A multicenter French cohort study published in JAMA Neurology evaluated whether intravenous thrombolysis (IVT) given beyond the conventional 4.5-hour window—before interhospital transfer for endovascular thrombectomy (EVT)—improves outcomes in acute ischemic stroke due to large vessel occlusion (AIS-LVO). Findings suggest potential functional benefits and higher recanalization rates without added hemorrhagic risk.

Study Findings

The retrospective cohort included 584 patients treated at 20 French primary stroke centers from January 2020 to December 2024. Median age was 71 years (IQR 61–81) with a baseline NIH Stroke Scale score of 15 (IQR 10–19). Median time from last known well to initial imaging was 10.5 hours (IQR 6.9–14.0). Advanced imaging (MRI or CT perfusion) was obtained in 93.2% of cases.

Of the cohort, 232 patients (39.7%) received IVT prior to transfer for EVT. Using propensity score overlap weighting to adjust for baseline differences, late-window IVT was significantly associated with improved 3-month modified Rankin Scale outcomes (common OR 1.97; 95% CI, 1.33–2.92; P = .001) compared with those who did not receive IVT. Recanalization during transfer was also more common in the IVT group (PSOW-OR 8.69; 95% CI, 3.16–23.87; P < .001).

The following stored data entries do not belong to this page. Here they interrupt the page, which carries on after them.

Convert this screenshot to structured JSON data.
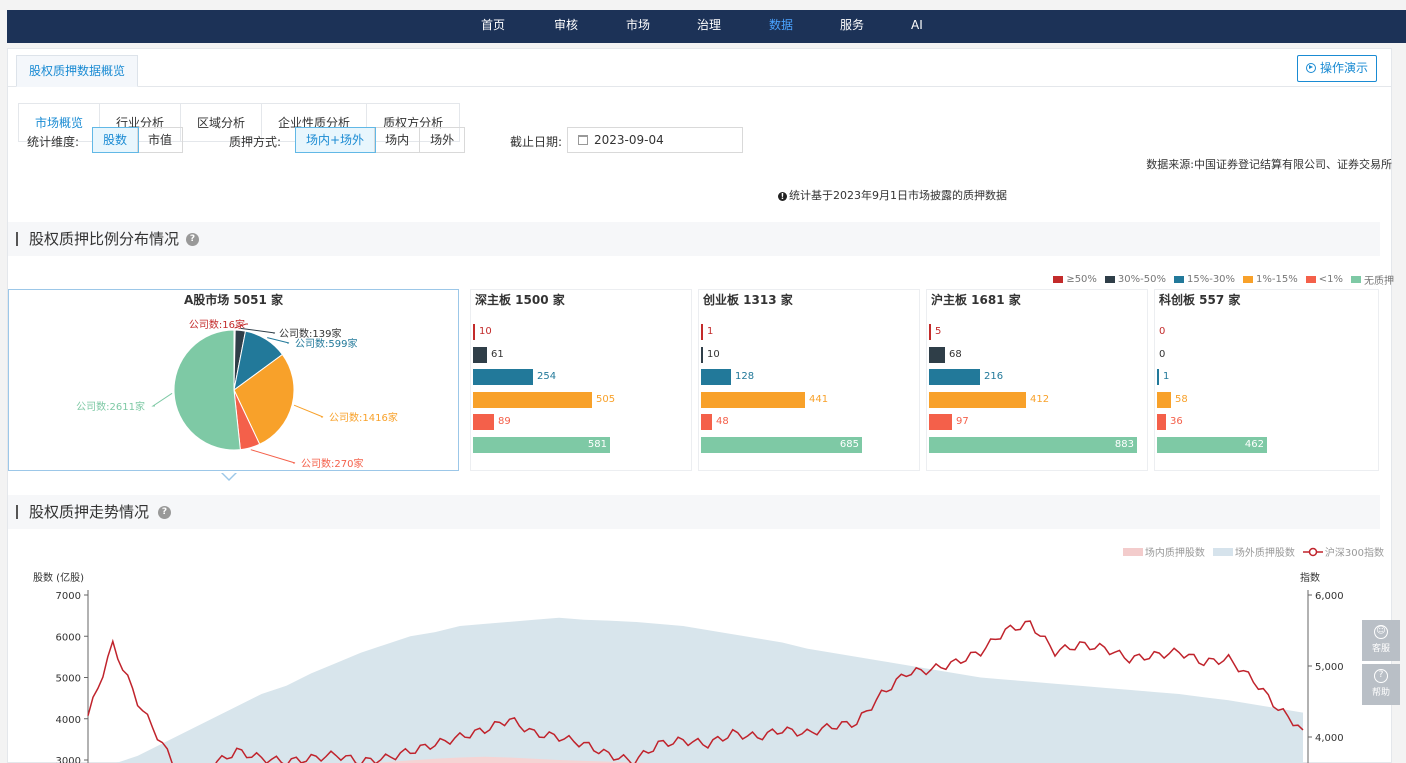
{
  "nav": {
    "items": [
      {
        "label": "首页",
        "active": false
      },
      {
        "label": "审核",
        "active": false
      },
      {
        "label": "市场",
        "active": false
      },
      {
        "label": "治理",
        "active": false
      },
      {
        "label": "数据",
        "active": true
      },
      {
        "label": "服务",
        "active": false
      },
      {
        "label": "AI",
        "active": false
      }
    ]
  },
  "page": {
    "main_tab": "股权质押数据概览",
    "demo_button": "操作演示",
    "subtabs": [
      "市场概览",
      "行业分析",
      "区域分析",
      "企业性质分析",
      "质权方分析"
    ],
    "active_subtab": "市场概览"
  },
  "filters": {
    "dimension_label": "统计维度:",
    "dimension_options": [
      "股数",
      "市值"
    ],
    "dimension_selected": "股数",
    "method_label": "质押方式:",
    "method_options": [
      "场内+场外",
      "场内",
      "场外"
    ],
    "method_selected": "场内+场外",
    "date_label": "截止日期:",
    "date_value": "2023-09-04",
    "note": "统计基于2023年9月1日市场披露的质押数据",
    "source": "数据来源:中国证券登记结算有限公司、证券交易所"
  },
  "section1": {
    "title": "股权质押比例分布情况"
  },
  "section2": {
    "title": "股权质押走势情况"
  },
  "colors": {
    "ge50": "#c32b2b",
    "p30_50": "#2f3e48",
    "p15_30": "#22799a",
    "p1_15": "#f8a12a",
    "lt1": "#f4604a",
    "none": "#7ec9a5",
    "nav_bg": "#1c3257",
    "accent": "#1a8bd3"
  },
  "chart_data": [
    {
      "type": "pie",
      "title": "A股市场 5051 家",
      "legend": [
        "≥50%",
        "30%-50%",
        "15%-30%",
        "1%-15%",
        "<1%",
        "无质押"
      ],
      "legend_position": "top-right",
      "labels": [
        "公司数:16家",
        "公司数:139家",
        "公司数:599家",
        "公司数:1416家",
        "公司数:270家",
        "公司数:2611家"
      ],
      "values": [
        16,
        139,
        599,
        1416,
        270,
        2611
      ]
    },
    {
      "type": "bar",
      "orientation": "horizontal",
      "boards": [
        {
          "title": "深主板 1500 家",
          "values": [
            10,
            61,
            254,
            505,
            89,
            581
          ]
        },
        {
          "title": "创业板 1313 家",
          "values": [
            1,
            10,
            128,
            441,
            48,
            685
          ]
        },
        {
          "title": "沪主板 1681 家",
          "values": [
            5,
            68,
            216,
            412,
            97,
            883
          ]
        },
        {
          "title": "科创板 557 家",
          "values": [
            0,
            0,
            1,
            58,
            36,
            462
          ]
        }
      ],
      "categories": [
        "≥50%",
        "30%-50%",
        "15%-30%",
        "1%-15%",
        "<1%",
        "无质押"
      ]
    },
    {
      "type": "area",
      "legend": [
        "场内质押股数",
        "场外质押股数",
        "沪深300指数"
      ],
      "legend_position": "top-right",
      "ylabel": "股数 (亿股)",
      "y2label": "指数",
      "y_ticks": [
        "7000",
        "6000",
        "5000",
        "4000",
        "3000"
      ],
      "y2_ticks": [
        "6,000",
        "5,000",
        "4,000"
      ],
      "ylim": [
        2800,
        7000
      ],
      "y2lim": [
        3700,
        6000
      ],
      "series": [
        {
          "name": "场外质押股数",
          "values": [
            2800,
            2900,
            3100,
            3400,
            3700,
            4000,
            4300,
            4600,
            4800,
            5100,
            5350,
            5600,
            5800,
            6000,
            6100,
            6250,
            6300,
            6350,
            6400,
            6450,
            6400,
            6380,
            6350,
            6300,
            6250,
            6150,
            6050,
            5950,
            5850,
            5700,
            5600,
            5500,
            5400,
            5300,
            5200,
            5100,
            5000,
            4950,
            4900,
            4850,
            4800,
            4750,
            4700,
            4650,
            4600,
            4520,
            4450,
            4350,
            4250,
            4150
          ]
        },
        {
          "name": "场内质押股数",
          "values": [
            2700,
            2720,
            2740,
            2760,
            2780,
            2800,
            2820,
            2840,
            2860,
            2880,
            2900,
            2920,
            2950,
            2990,
            3030,
            3060,
            3080,
            3060,
            3030,
            3000,
            2980,
            2960,
            2940,
            2920,
            2900,
            2880,
            2860,
            2840,
            2820,
            2800,
            2780,
            2760,
            2740,
            2720,
            2700,
            2680,
            2660,
            2640,
            2620,
            2600,
            2580,
            2560,
            2540,
            2520,
            2500,
            2480,
            2460,
            2440,
            2420,
            2400
          ]
        },
        {
          "name": "沪深300指数",
          "values": [
            4300,
            5300,
            4500,
            3900,
            3300,
            3600,
            3800,
            3700,
            3650,
            3700,
            3750,
            3650,
            3700,
            3800,
            3900,
            4000,
            4100,
            4250,
            4050,
            4000,
            3900,
            3750,
            3650,
            3900,
            3950,
            3900,
            4050,
            4000,
            4100,
            4050,
            4150,
            4200,
            4600,
            4900,
            4950,
            5050,
            5200,
            5500,
            5600,
            5200,
            5300,
            5250,
            5100,
            5150,
            5200,
            5050,
            5100,
            4800,
            4400,
            4100
          ]
        }
      ]
    }
  ]
}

Importantly, rates of any intracerebral hemorrhage and symptomatic intracerebral hemorrhage did not differ between groups, suggesting an acceptable safety profile in this late-window cohort. These results support the hypothesis that prolonged exposure to IVT prior to EVT may be clinically beneficial.

Clinical Implications

For clinicians managing AIS-LVO patients at centers without immediate EVT capability, these findings highlight a potential role for late-window IV thrombolysis prior to transfer. Traditional guidelines recommend IVT within 4.5 hours of last known well; however, this study suggests that when transfer times are prolonged, administration of IVT beyond this window could improve functional outcomes at 3 months and increase recanalization success during transfer.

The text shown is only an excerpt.